Stephen Redd, MD (RADM, USPHS), Director of the Office of Public Health Preparedness and Response (OPHPR) at the Centers for Disease Control and Prevention (CDC), explains what the CDC is doing about Zika.
Interview Transcript (slightly modified for readability)
“Let me highlight three different areas that we are working in: The first is with locations that have widespread transmission. For US-territories, this is the US Virgin Islands, Puerto Rico, and American Samoa. [We are working] to try to reduce the mosquito-borne transmission [rates] so that returning travelers are less-likely to have the infection.
Secondly, we’re working with state health departments. We are providing technical support and [we are also] providing emergency response teams. We had a team in Florida recently because of the local transmission there.
Thirdly, we are providing funding to state health departments so that they can be able to test for Zika virus. They’ve [now] got the resources to do communication, and they have resources for mosquito control.

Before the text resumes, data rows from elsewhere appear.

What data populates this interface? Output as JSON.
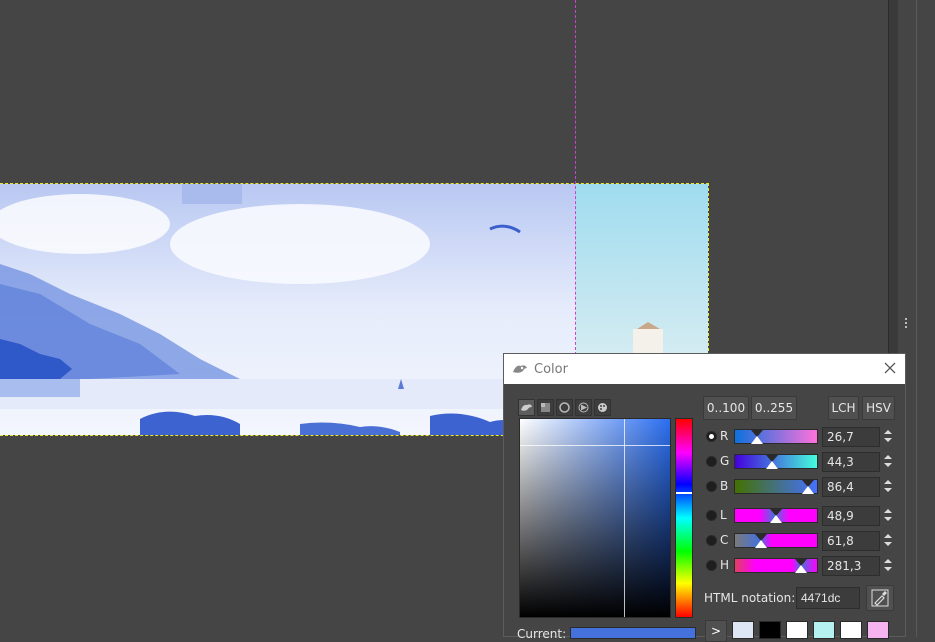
{
  "dialog": {
    "title": "Color",
    "icon": "wilber-icon",
    "close_icon": "close-icon"
  },
  "selector_tabs": [
    {
      "name": "gimp-selector-icon",
      "active": true
    },
    {
      "name": "cmyk-selector-icon",
      "active": false
    },
    {
      "name": "wheel-selector-icon",
      "active": false
    },
    {
      "name": "triangle-selector-icon",
      "active": false
    },
    {
      "name": "palette-selector-icon",
      "active": false
    }
  ],
  "scale_buttons": {
    "range_100": "0..100",
    "range_255": "0..255",
    "lch": "LCH",
    "hsv": "HSV"
  },
  "channels": [
    {
      "label": "R",
      "value": "26,7",
      "fraction": 0.267,
      "selected": true,
      "track": "linear-gradient(to right,#0d71dc,#ff71dc)"
    },
    {
      "label": "G",
      "value": "44,3",
      "fraction": 0.443,
      "selected": false,
      "track": "linear-gradient(to right,#4400dc,#44ffdc)"
    },
    {
      "label": "B",
      "value": "86,4",
      "fraction": 0.864,
      "selected": false,
      "track": "linear-gradient(to right,#447100,#4471ff)"
    },
    {
      "label": "L",
      "value": "48,9",
      "fraction": 0.489,
      "selected": false,
      "track": "linear-gradient(to right,#ff00ff 30%,#4471dc 48%,#ff00ff 66%)"
    },
    {
      "label": "C",
      "value": "61,8",
      "fraction": 0.309,
      "selected": false,
      "track": "linear-gradient(to right,#7a7a7a 0%,#4471dc 30%,#ff00ff 45%,#ff00ff 100%)"
    },
    {
      "label": "H",
      "value": "281,3",
      "fraction": 0.781,
      "selected": false,
      "track": "linear-gradient(to right,#e04060 0%,#ff00ff 25%,#ff00ff 70%,#4471dc 80%,#ff00ff 100%)"
    }
  ],
  "html_notation": {
    "label": "HTML notation:",
    "value": "4471dc"
  },
  "eyedropper_icon": "eyedropper-icon",
  "current": {
    "label": "Current:",
    "color": "#4471dc"
  },
  "history_arrow": ">",
  "history": [
    "#dde6f5",
    "#000000",
    "#ffffff",
    "#b6f1f1",
    "#ffffff",
    "#f5b3f0"
  ]
}
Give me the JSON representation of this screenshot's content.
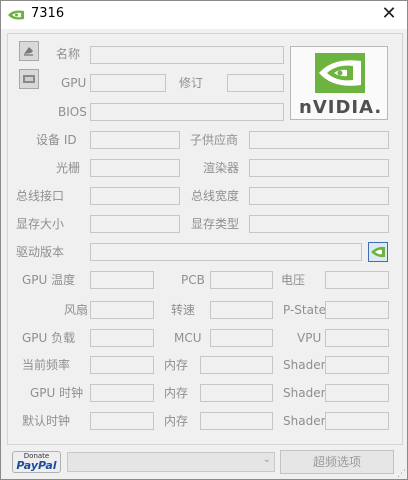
{
  "window": {
    "title": "7316",
    "close_glyph": "✕"
  },
  "labels": {
    "name": "名称",
    "gpu": "GPU",
    "revision": "修订",
    "bios": "BIOS",
    "device_id": "设备 ID",
    "subvendor": "子供应商",
    "rops": "光栅",
    "shaders": "渲染器",
    "bus_interface": "总线接口",
    "bus_width": "总线宽度",
    "mem_size": "显存大小",
    "mem_type": "显存类型",
    "driver_version": "驱动版本",
    "gpu_temp": "GPU 温度",
    "pcb": "PCB",
    "voltage": "电压",
    "fan": "风扇",
    "rpm": "转速",
    "pstate": "P-State",
    "gpu_load": "GPU 负载",
    "mcu": "MCU",
    "vpu": "VPU",
    "cur_clock": "当前频率",
    "gpu_clock": "GPU 时钟",
    "default_clock": "默认时钟",
    "memory": "内存",
    "shader": "Shader"
  },
  "logo": {
    "brand": "nVIDIA."
  },
  "bottom": {
    "donate_top": "Donate",
    "donate_brand": "PayPal",
    "combo_arrow": "⌄",
    "overclock_label": "超频选项",
    "grip": "⋰"
  },
  "colors": {
    "accent_green": "#6db33f",
    "panel_bg": "#f0f0f0",
    "label_gray": "#8f8f8f"
  }
}
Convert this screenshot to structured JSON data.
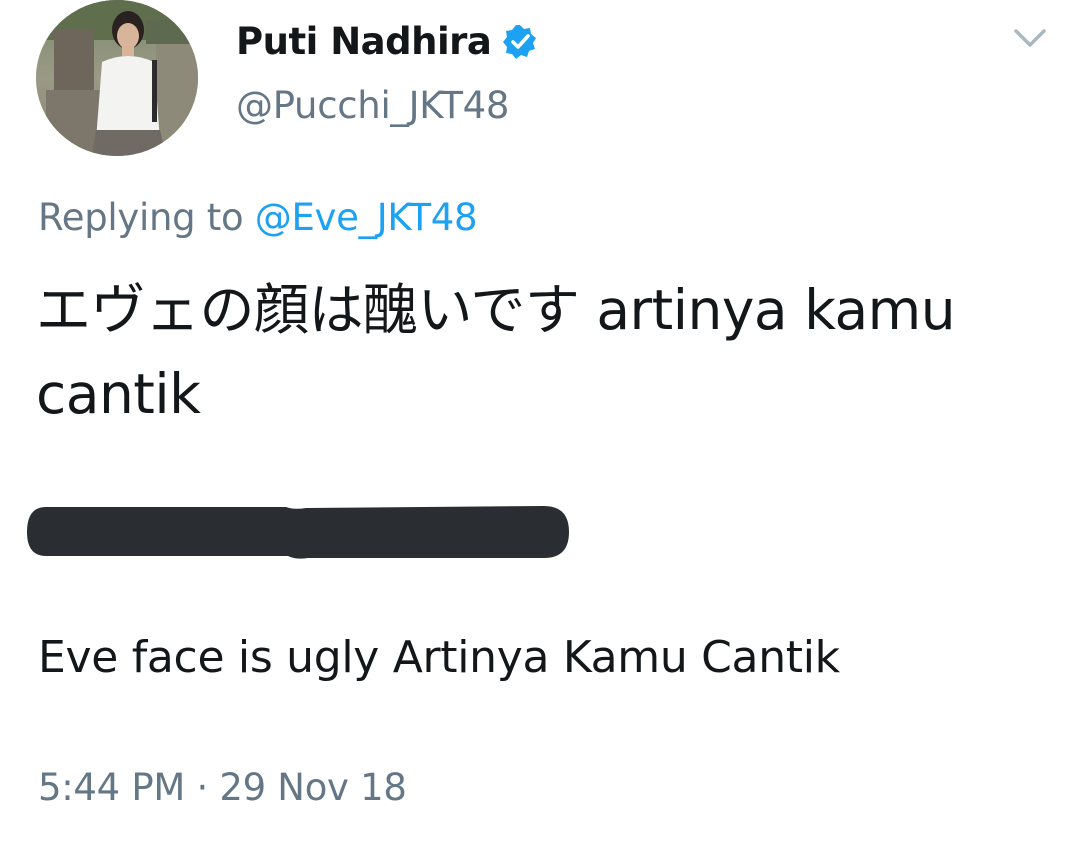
{
  "tweet": {
    "author": {
      "display_name": "Puti Nadhira",
      "handle": "@Pucchi_JKT48",
      "verified_icon": "verified-badge-icon",
      "avatar": "profile-photo"
    },
    "menu_icon": "chevron-down-icon",
    "reply_prefix": "Replying to ",
    "reply_mention": "@Eve_JKT48",
    "text": "エヴェの顔は醜いです artinya kamu cantik",
    "translation": "Eve face is ugly Artinya Kamu Cantik",
    "timestamp": "5:44 PM · 29 Nov 18"
  },
  "colors": {
    "text_primary": "#14171a",
    "text_secondary": "#657786",
    "link": "#1da1f2",
    "verified": "#1da1f2",
    "redaction": "#2a2e33"
  }
}
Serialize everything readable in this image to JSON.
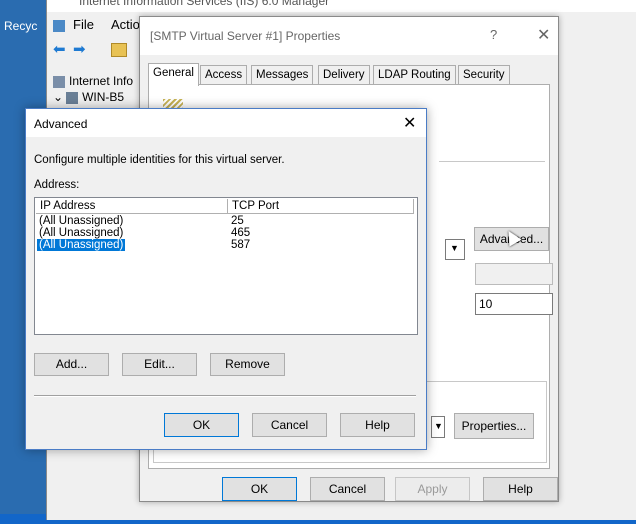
{
  "desktop": {
    "recycle_label": "Recyc"
  },
  "iis": {
    "title": "Internet Information Services (IIS) 6.0 Manager",
    "menu": {
      "file": "File",
      "action": "Actio"
    },
    "tree": {
      "root": "Internet Info",
      "server": "WIN-B5"
    }
  },
  "props": {
    "title": "[SMTP Virtual Server #1] Properties",
    "help_glyph": "?",
    "close_glyph": "✕",
    "tabs": [
      "General",
      "Access",
      "Messages",
      "Delivery",
      "LDAP Routing",
      "Security"
    ],
    "advanced_button": "Advanced...",
    "connections_value": "10",
    "properties_button": "Properties...",
    "buttons": {
      "ok": "OK",
      "cancel": "Cancel",
      "apply": "Apply",
      "help": "Help"
    }
  },
  "advanced": {
    "title": "Advanced",
    "close_glyph": "✕",
    "description": "Configure multiple identities for this virtual server.",
    "address_label": "Address:",
    "columns": {
      "ip": "IP Address",
      "port": "TCP Port"
    },
    "rows": [
      {
        "ip": "(All Unassigned)",
        "port": "25",
        "selected": false
      },
      {
        "ip": "(All Unassigned)",
        "port": "465",
        "selected": false
      },
      {
        "ip": "(All Unassigned)",
        "port": "587",
        "selected": true
      }
    ],
    "buttons": {
      "add": "Add...",
      "edit": "Edit...",
      "remove": "Remove",
      "ok": "OK",
      "cancel": "Cancel",
      "help": "Help"
    }
  }
}
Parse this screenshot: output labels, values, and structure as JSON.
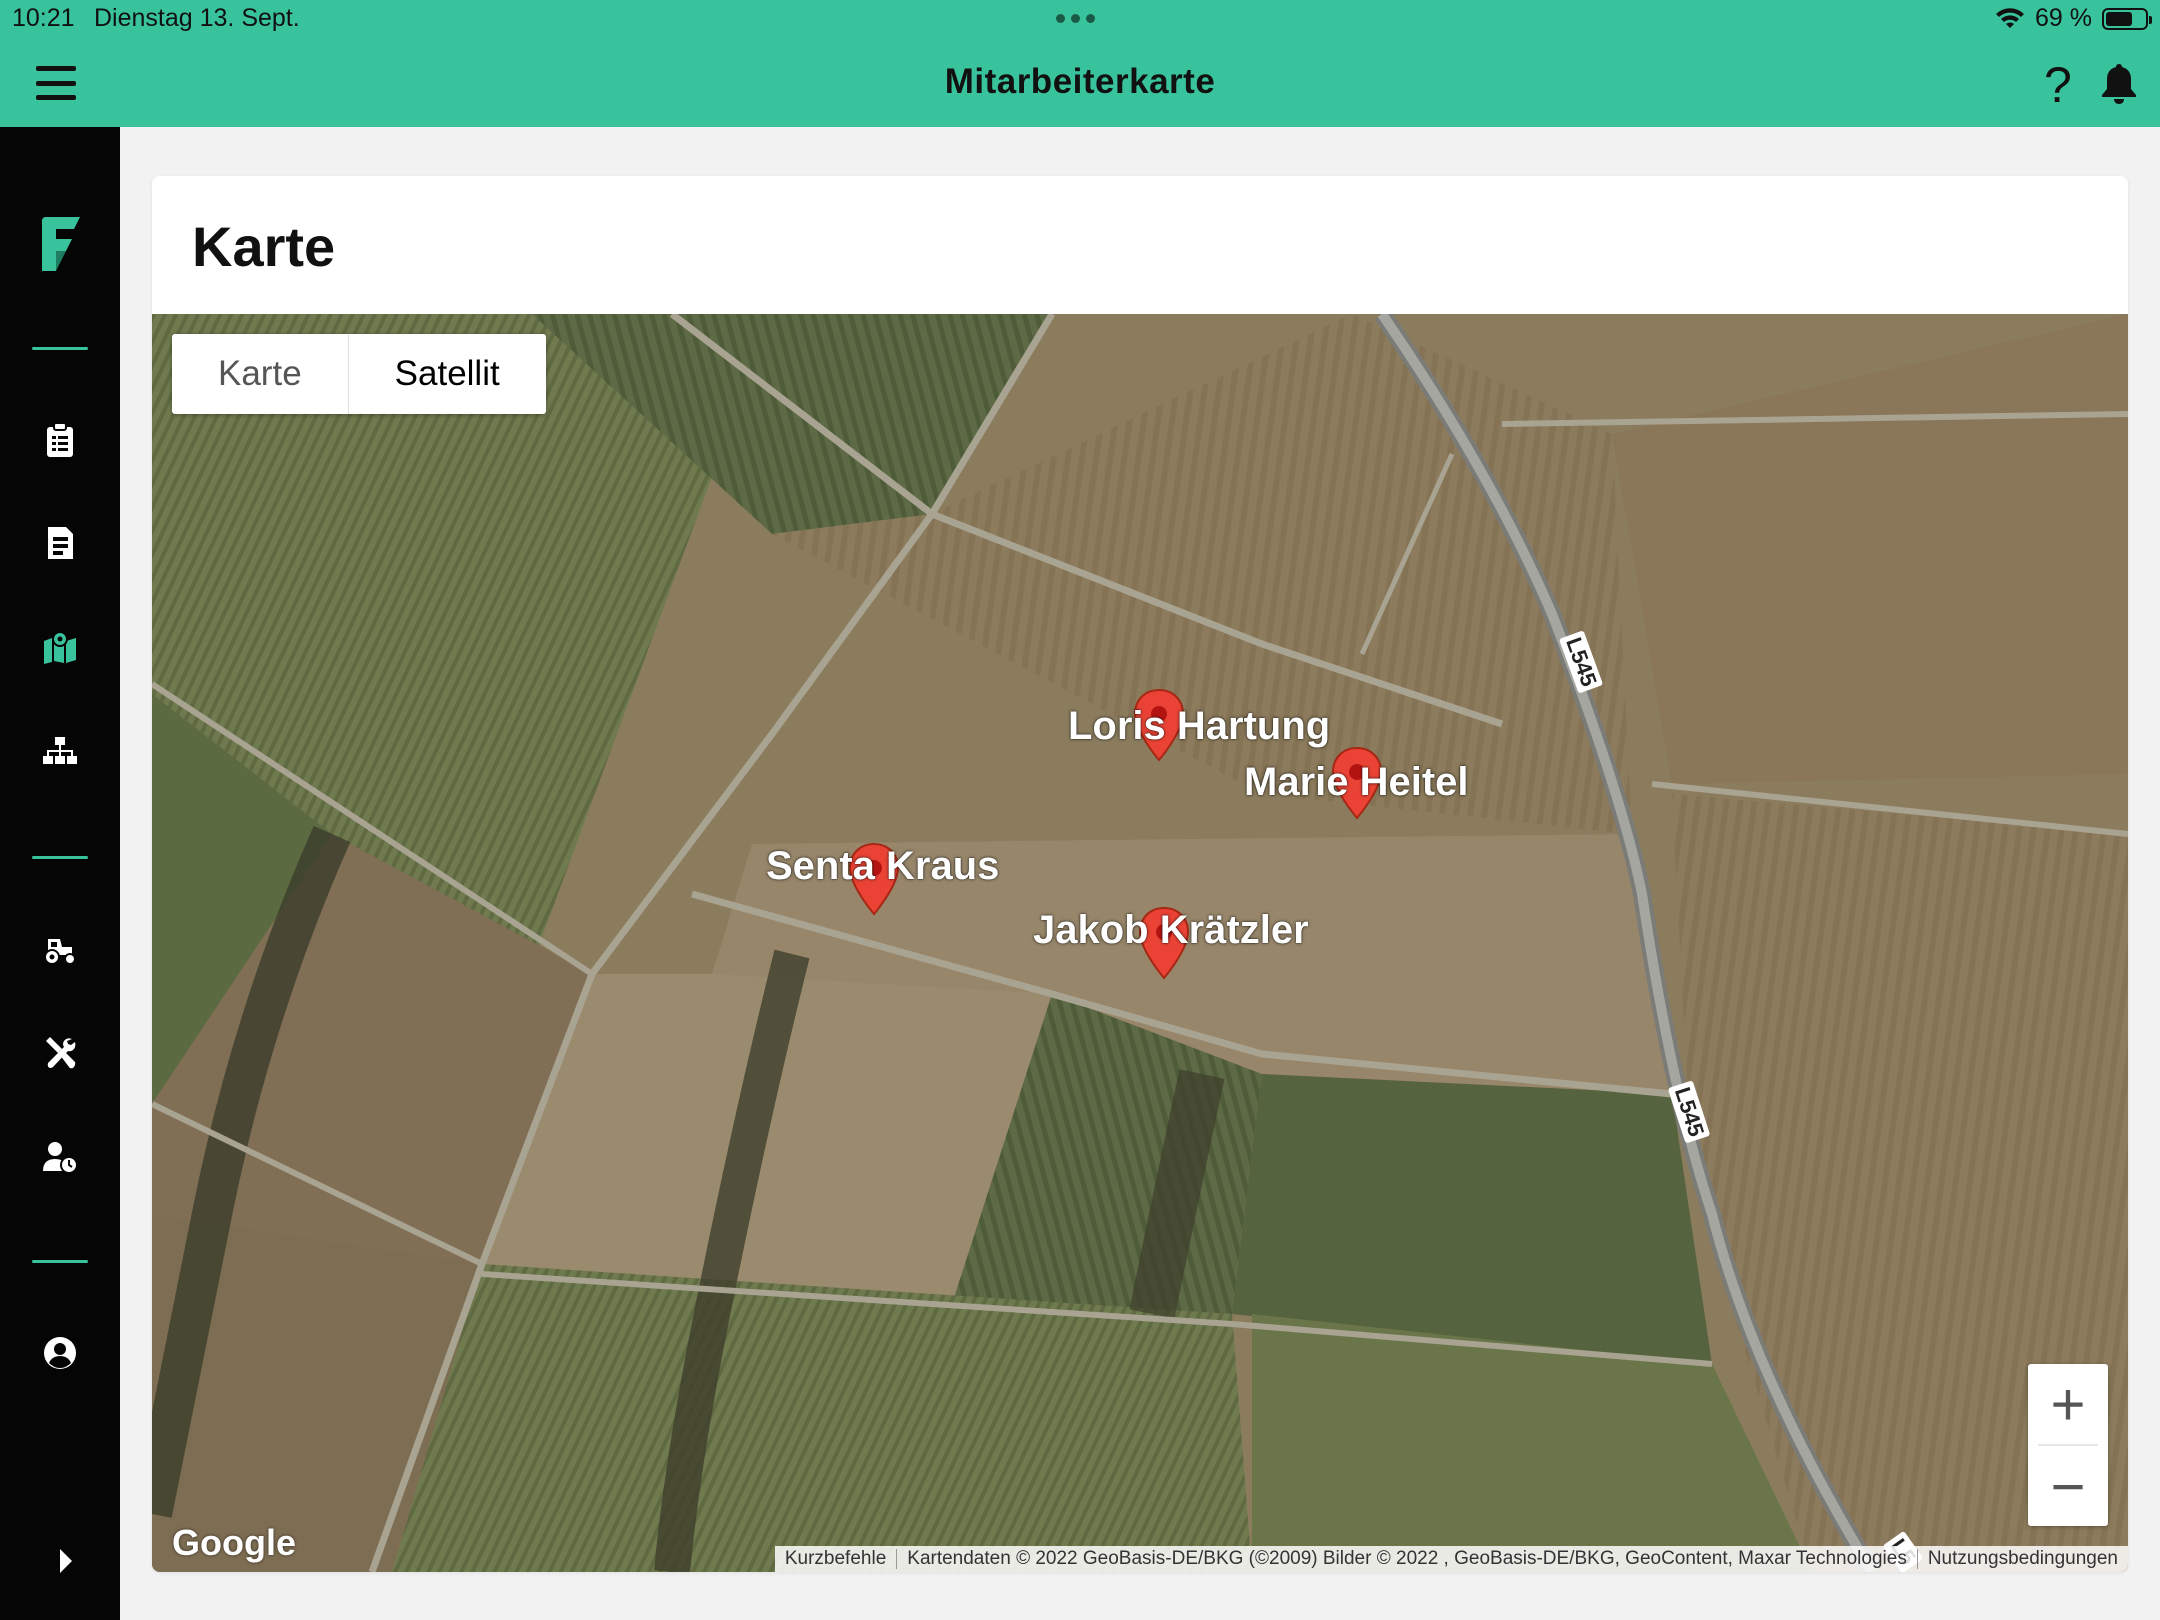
{
  "status_bar": {
    "time": "10:21",
    "date": "Dienstag 13. Sept.",
    "battery": "69 %",
    "battery_level": 0.69
  },
  "header": {
    "title": "Mitarbeiterkarte",
    "help_label": "?",
    "accent_color": "#38c39d"
  },
  "sidebar": {
    "icons": [
      "logo-icon",
      "clipboard-icon",
      "document-icon",
      "map-icon",
      "org-chart-icon",
      "tractor-icon",
      "tools-icon",
      "user-clock-icon",
      "account-icon",
      "chevron-right-icon"
    ]
  },
  "card": {
    "title": "Karte"
  },
  "map": {
    "type_options": [
      "Karte",
      "Satellit"
    ],
    "selected_type": "Satellit",
    "markers": [
      {
        "name": "Loris Hartung"
      },
      {
        "name": "Marie Heitel"
      },
      {
        "name": "Senta Kraus"
      },
      {
        "name": "Jakob Krätzler"
      }
    ],
    "road_labels": [
      "L545",
      "L545",
      "L5"
    ],
    "zoom_in": "+",
    "zoom_out": "−",
    "logo": "Google",
    "attribution": {
      "shortcuts": "Kurzbefehle",
      "data": "Kartendaten © 2022 GeoBasis-DE/BKG (©2009) Bilder © 2022 , GeoBasis-DE/BKG, GeoContent, Maxar Technologies",
      "terms": "Nutzungsbedingungen"
    }
  }
}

The funds that have been used so far have been redirected from other activities. For example, [the] funds that leave CDC for preparedness: a portion of those funds were redirected for the Zika response. A total of $300 million were redirected. About two-thirds of that was for the domestic response [and] a third [of that was] for the international response.”
[When asked what would happen if funding runs out, Dr. Redd responded:]
“The big things that [will happen is that] work on a vaccine will stop. Work on developing new diagnostics tests will stop. Some of the support that we’ve been able to provide to state health departments and overseas would [also] have to be drastically curtailed.”